On Tuesday morning, I signed my first book contract. It came as a .pdf and I printed it and sent it off, without thinking much of it. Where had the moment gone, I have been thinking as I fall into another writing-induced depression: this mountain top of mountain tops for someone who has been writing for 25 years. It was like finishing the PhD: the celebration just flashed and suddenly we were here.

'Here': a metonymy for everything.

My daily routine now includes waking at 5:30, and taking Naomi to school at 7. The two of us get in the car and experience the Malaysia that everyone else knows so well: gridlock of traffic. The house we chose was close, I thought, to the school that we could afford, and it is, in relative terms, close enough.

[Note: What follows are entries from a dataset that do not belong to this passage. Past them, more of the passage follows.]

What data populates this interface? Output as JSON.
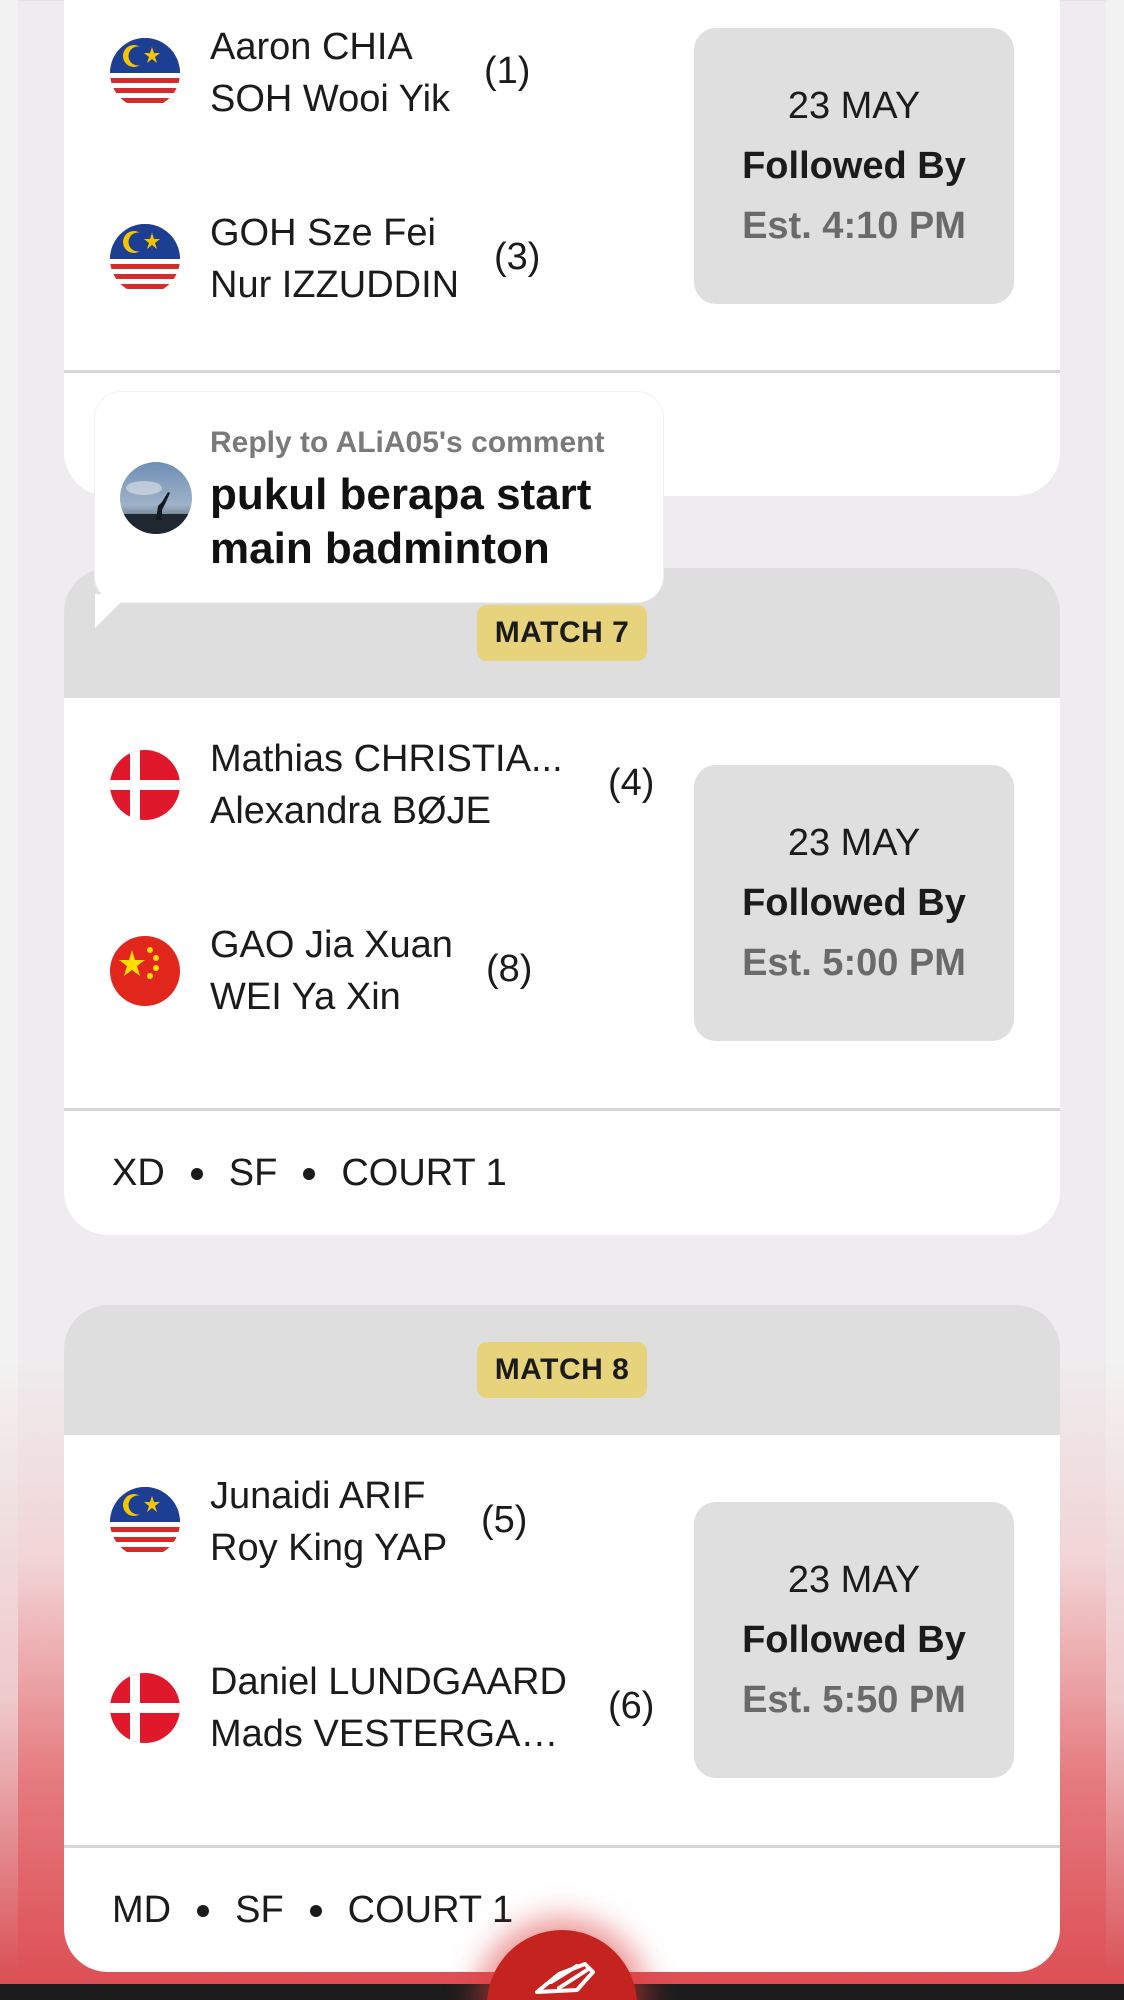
{
  "matches": [
    {
      "id": "prev",
      "badge": "",
      "teams": [
        {
          "flag": "malaysia",
          "players": [
            "Aaron CHIA",
            "SOH Wooi Yik"
          ],
          "seed": "(1)"
        },
        {
          "flag": "malaysia",
          "players": [
            "GOH Sze Fei",
            "Nur IZZUDDIN"
          ],
          "seed": "(3)"
        }
      ],
      "schedule": {
        "date": "23 MAY",
        "followed": "Followed By",
        "est": "Est. 4:10 PM"
      },
      "footer": {
        "event": "",
        "round": "",
        "court": ""
      }
    },
    {
      "id": "match7",
      "badge": "MATCH 7",
      "teams": [
        {
          "flag": "denmark",
          "players": [
            "Mathias CHRISTIA...",
            "Alexandra BØJE"
          ],
          "seed": "(4)"
        },
        {
          "flag": "china",
          "players": [
            "GAO Jia Xuan",
            "WEI Ya Xin"
          ],
          "seed": "(8)"
        }
      ],
      "schedule": {
        "date": "23 MAY",
        "followed": "Followed By",
        "est": "Est. 5:00 PM"
      },
      "footer": {
        "event": "XD",
        "round": "SF",
        "court": "COURT 1"
      }
    },
    {
      "id": "match8",
      "badge": "MATCH 8",
      "teams": [
        {
          "flag": "malaysia",
          "players": [
            "Junaidi ARIF",
            "Roy King YAP"
          ],
          "seed": "(5)"
        },
        {
          "flag": "denmark",
          "players": [
            "Daniel LUNDGAARD",
            "Mads VESTERGAA..."
          ],
          "seed": "(6)"
        }
      ],
      "schedule": {
        "date": "23 MAY",
        "followed": "Followed By",
        "est": "Est. 5:50 PM"
      },
      "footer": {
        "event": "MD",
        "round": "SF",
        "court": "COURT 1"
      }
    }
  ],
  "reply": {
    "meta": "Reply to ALiA05's comment",
    "text": "pukul berapa start main badminton"
  },
  "colors": {
    "badge": "#e6d37c",
    "header": "#dedede",
    "time_box": "#dfdfdf",
    "fab": "#c5231f",
    "est_text": "#6a6a6a"
  },
  "icons": {
    "fab": "shuttlecock-icon",
    "avatar": "avatar"
  }
}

Still, I spent 40-50 minutes in the car, fighting through the centre of Kajang and then up onto the expressway that jams between 7:15 and 7:30 every day. Here, in five minutes, everything changes. I cuss and jockey for position, talking to Naomi, who sits in the middle of the back bench, chatting happily with me. And then, everyday, we pull off and drive down into the school ground, the plantation, and things are suddenly still. I pull her bag out of the car and carry it to the path, holding her hand. She takes it from me and rolls it up the hill and at the halfway point, we say goodbye. She hugs me and I kiss her on the neck and she goes up to her class and I go home.

This life is in no way sustainable: Yoko makes the same trip in the afternoon, although it takes longer and the traffic is worse. We do our best — Yoko and I — but I can't see this going on and on. What do you change? Can we move closer, do we get another car, do we order a taxi? Everything, as it has been here, is not a simple decision: what can we afford, what do we have the energy for. What future is coming.
These are the words of him who holds the seven spirits of God and the seven stars. I know your deeds; you have a reputation of being alive, but you are dead. Wake up! Strengthen what remains and is about to die, for I have found your deeds unfinished in the sight of my God.
Yes, unfinished and immovable: the stifling heat has returned to terrace house in Taman Sri Minang. Yoko's skin continues to flare and burn with no end in sight. The kids are happy enough, unaware of anything else despite the pent up frustration around them, running around and sleeping naked. With little certainty still about the future, we've yet to commit to much except that tomorrow, at least, we'll wake up and do it again. Forget happiness, forget rest. Mei's deposit and registration slip for the 2014 school year hang on the refrigerator. I know we will end up paying it on the last day, but I am putting it off, hoping for a kind of rapture out. You never know the time or day.